City of Men has a lot in common with 2002’s Oscar-nominated City of God—the same producers, the same stars, practically the same title. But it’s not a sequel. Rather, it’s being promoted as a “companion piece” to the earlier film and the Brazilian TV show it inspired. Regardless, City of Men takes another look at the dark side of life in the favelas (shantytowns) of Rio de Janeiro, a violent above-ground underground not all that far removed from the pretty beaches overflowing with tourists.
Whereas City of God was frenetic and felt like a punch to the gut, Paulo Morelli’s film follows a more traditional and relatable narrative. The story focuses on best friends Ace and Wallace (Douglas Silva and Darlan Cunha, both also in God) as they face turning 18 and the adulthood that allegedly follows.
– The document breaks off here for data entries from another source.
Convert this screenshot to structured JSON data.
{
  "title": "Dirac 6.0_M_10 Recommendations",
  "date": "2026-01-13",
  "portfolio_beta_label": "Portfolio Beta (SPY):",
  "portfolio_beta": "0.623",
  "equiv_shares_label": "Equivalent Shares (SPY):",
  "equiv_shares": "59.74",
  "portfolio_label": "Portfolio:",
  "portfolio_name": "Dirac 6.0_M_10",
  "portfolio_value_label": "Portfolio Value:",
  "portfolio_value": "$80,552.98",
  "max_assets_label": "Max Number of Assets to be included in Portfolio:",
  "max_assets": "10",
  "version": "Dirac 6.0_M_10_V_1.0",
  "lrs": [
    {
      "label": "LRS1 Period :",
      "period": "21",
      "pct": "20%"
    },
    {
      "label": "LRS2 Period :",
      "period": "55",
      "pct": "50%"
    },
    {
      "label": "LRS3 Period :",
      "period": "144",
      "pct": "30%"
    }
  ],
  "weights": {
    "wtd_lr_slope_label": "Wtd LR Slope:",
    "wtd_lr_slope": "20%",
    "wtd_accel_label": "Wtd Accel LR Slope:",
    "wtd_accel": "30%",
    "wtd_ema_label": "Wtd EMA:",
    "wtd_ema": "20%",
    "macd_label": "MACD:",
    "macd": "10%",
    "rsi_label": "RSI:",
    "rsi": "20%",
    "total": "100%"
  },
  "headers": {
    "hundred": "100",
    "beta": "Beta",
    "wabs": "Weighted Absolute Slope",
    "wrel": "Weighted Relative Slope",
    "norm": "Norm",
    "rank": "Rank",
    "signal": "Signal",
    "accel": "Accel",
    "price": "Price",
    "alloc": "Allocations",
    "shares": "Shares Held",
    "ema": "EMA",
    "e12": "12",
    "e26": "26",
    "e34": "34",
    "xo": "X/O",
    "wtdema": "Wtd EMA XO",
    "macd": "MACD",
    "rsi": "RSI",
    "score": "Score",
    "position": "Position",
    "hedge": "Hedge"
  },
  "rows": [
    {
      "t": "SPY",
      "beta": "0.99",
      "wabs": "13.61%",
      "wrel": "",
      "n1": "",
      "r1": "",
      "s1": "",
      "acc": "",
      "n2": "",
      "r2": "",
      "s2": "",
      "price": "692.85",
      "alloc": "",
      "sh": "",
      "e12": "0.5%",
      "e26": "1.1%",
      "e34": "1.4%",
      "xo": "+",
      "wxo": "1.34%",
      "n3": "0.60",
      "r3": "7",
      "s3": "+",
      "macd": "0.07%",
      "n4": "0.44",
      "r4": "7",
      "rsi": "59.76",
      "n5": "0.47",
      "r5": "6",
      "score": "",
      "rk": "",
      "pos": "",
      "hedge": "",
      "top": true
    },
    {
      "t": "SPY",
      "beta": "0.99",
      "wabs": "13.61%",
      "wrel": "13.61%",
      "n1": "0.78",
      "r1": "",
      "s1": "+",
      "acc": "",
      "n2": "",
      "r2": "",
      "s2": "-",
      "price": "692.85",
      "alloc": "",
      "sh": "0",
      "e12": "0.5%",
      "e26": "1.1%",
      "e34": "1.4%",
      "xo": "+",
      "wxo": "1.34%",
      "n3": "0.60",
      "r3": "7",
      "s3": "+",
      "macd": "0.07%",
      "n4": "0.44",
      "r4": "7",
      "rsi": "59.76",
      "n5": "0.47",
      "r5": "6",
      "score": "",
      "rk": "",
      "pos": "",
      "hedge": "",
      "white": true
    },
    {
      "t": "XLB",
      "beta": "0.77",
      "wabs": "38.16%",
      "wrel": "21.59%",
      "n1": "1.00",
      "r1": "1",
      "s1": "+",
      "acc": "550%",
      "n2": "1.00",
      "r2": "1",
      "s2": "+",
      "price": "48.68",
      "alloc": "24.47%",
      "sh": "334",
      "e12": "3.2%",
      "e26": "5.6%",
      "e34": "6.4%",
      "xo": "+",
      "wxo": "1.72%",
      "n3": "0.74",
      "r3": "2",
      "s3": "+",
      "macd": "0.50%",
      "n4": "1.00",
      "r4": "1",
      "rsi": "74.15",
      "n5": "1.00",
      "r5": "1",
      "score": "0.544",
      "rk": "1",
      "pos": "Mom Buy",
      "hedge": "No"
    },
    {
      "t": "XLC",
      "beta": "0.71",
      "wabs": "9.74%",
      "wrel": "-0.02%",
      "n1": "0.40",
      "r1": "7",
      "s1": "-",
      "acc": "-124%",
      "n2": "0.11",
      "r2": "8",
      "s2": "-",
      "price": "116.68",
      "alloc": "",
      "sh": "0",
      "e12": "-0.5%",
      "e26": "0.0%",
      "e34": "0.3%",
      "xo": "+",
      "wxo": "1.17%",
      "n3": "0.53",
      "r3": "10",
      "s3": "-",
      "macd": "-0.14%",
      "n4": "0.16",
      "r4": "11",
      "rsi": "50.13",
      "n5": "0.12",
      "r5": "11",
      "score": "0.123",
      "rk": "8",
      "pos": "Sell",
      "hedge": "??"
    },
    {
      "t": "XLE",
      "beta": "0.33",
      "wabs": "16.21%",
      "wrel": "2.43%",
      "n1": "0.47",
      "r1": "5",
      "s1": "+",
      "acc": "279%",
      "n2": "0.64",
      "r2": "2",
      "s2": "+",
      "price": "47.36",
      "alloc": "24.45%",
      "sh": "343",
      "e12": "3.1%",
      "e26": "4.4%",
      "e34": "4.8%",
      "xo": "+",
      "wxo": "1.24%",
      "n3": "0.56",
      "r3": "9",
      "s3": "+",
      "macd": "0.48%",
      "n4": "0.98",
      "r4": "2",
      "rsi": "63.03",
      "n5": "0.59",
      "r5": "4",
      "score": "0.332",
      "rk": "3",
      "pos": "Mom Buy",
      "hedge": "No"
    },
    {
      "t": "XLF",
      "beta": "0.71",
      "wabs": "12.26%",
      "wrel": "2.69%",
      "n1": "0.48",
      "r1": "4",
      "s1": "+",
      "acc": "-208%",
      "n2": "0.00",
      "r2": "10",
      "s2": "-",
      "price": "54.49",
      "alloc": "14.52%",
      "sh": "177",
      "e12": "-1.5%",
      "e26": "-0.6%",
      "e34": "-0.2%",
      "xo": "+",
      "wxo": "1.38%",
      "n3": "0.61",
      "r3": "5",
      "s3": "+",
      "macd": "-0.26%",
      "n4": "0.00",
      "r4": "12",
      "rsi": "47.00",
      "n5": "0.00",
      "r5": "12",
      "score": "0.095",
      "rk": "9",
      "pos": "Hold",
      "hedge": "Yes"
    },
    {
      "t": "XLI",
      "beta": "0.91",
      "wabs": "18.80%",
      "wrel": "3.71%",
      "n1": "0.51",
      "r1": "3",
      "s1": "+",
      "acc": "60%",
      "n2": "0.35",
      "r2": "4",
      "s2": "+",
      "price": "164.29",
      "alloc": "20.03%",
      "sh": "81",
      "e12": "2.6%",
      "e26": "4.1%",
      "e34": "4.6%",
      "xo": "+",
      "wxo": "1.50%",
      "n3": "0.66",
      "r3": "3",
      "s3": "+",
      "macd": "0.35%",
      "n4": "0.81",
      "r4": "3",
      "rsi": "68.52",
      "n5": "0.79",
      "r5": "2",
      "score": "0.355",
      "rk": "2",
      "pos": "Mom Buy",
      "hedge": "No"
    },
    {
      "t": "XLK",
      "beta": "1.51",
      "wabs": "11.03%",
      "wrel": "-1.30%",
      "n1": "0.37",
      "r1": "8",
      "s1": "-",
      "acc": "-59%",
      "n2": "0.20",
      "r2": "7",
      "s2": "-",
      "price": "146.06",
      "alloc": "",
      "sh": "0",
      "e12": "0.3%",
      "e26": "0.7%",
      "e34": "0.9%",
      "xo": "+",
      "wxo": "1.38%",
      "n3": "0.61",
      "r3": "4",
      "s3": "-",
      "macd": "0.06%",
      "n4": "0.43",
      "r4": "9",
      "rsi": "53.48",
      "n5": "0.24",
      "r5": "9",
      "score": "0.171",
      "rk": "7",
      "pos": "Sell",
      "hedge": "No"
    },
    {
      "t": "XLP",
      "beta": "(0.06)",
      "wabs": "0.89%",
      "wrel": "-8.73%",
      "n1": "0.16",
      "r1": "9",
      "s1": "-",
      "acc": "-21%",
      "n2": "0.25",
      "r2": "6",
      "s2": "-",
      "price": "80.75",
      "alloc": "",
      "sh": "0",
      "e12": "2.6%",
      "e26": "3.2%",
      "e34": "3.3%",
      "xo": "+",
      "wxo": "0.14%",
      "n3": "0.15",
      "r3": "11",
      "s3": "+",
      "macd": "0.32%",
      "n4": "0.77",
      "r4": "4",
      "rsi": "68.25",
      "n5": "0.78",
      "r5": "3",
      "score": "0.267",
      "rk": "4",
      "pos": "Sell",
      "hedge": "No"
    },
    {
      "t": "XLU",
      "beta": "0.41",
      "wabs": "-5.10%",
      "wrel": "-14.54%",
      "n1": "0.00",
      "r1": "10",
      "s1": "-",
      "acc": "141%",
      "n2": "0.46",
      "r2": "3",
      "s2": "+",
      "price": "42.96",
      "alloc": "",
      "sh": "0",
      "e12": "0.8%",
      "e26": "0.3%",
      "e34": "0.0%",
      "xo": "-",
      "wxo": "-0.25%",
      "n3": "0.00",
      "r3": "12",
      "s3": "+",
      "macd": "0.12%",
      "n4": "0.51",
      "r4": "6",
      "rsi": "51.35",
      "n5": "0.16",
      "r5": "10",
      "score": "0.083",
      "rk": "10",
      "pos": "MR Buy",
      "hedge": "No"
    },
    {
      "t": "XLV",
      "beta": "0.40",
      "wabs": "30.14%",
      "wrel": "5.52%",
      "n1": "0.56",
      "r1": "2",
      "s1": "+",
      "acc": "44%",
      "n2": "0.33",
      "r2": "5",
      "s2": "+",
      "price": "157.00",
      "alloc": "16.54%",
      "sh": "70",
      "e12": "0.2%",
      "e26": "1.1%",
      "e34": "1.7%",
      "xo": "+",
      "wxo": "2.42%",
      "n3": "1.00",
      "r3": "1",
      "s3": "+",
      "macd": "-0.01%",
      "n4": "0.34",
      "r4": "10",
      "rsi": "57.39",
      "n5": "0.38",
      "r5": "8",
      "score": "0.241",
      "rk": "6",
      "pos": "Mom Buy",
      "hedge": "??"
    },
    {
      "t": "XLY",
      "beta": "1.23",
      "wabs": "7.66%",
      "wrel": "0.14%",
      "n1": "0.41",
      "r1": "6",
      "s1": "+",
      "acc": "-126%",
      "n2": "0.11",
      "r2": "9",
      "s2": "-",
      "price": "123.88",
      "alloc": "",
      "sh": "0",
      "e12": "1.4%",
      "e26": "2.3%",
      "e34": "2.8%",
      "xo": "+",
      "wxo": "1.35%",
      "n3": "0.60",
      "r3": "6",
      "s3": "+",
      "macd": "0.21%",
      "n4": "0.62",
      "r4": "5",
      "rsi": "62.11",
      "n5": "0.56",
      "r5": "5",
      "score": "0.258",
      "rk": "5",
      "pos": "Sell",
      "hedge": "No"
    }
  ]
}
But the pair have already been given a taste of it: Ace, whose father was killed, is married and has a son because he and his then-girlfriend couldn’t afford an abortion. And Wallace automatically became the man of his household, if in only the shallowest way, when the father he never knew got sent to jail for murder. As Ace deals with the very real possibility that his wife, Cristiane (Camila Monteiro), is going to leave him with their boy so she can spend a year working in another city and Wallace tracks down his dad, they both try to avoid their neighborhood’s gang wars. That’s no easy feat: Nearly all of their peers chose to spend their adolescence learning about guns.
Morelli—who shares a story credit with Elena Soárez, who wrote the script—loads the film’s beginning with lots of sometimes-awkward exposition for the benefit of those who haven’t seen how the TV show tweaked City of God. A lot of characters are thrown at you right away, but it doesn’t take long for them to develop into unique and sympathetic individuals. Against Rio’s blue-skied, sandy-coast background, violence is the overwhelming and viscerally unsettling theme, with gang battles resulting in sickening and seemingly thoughtless loss of life. But the story’s subtext is what leads kids to such aggression—and not unlike many of the film’s less-developed Hollywood counterparts, the film places significant blame on paternal absence specifically and poor parenting in general. Wallace is often the voice of this message, frequently asking Ace if he wants his son to grow up like they did whenever the young dad is negligent (in one heartbreaking scene, he forgets his terrified boy at the beach) or moans about having to take care of him.
City of Men’s title is clearly meant to be ironic—these are just boys who want to run around on their scooters and buy CDs and flirt with girls. But the realities they deal with—guns, poverty, parenting—are much more grown up than they are, and it’s a tough life to escape. After all the story’s tension, the film does end on a note of hope—a relief to both the characters and audience members who likely spent its running time gripping their armrests, with anxious stomachs.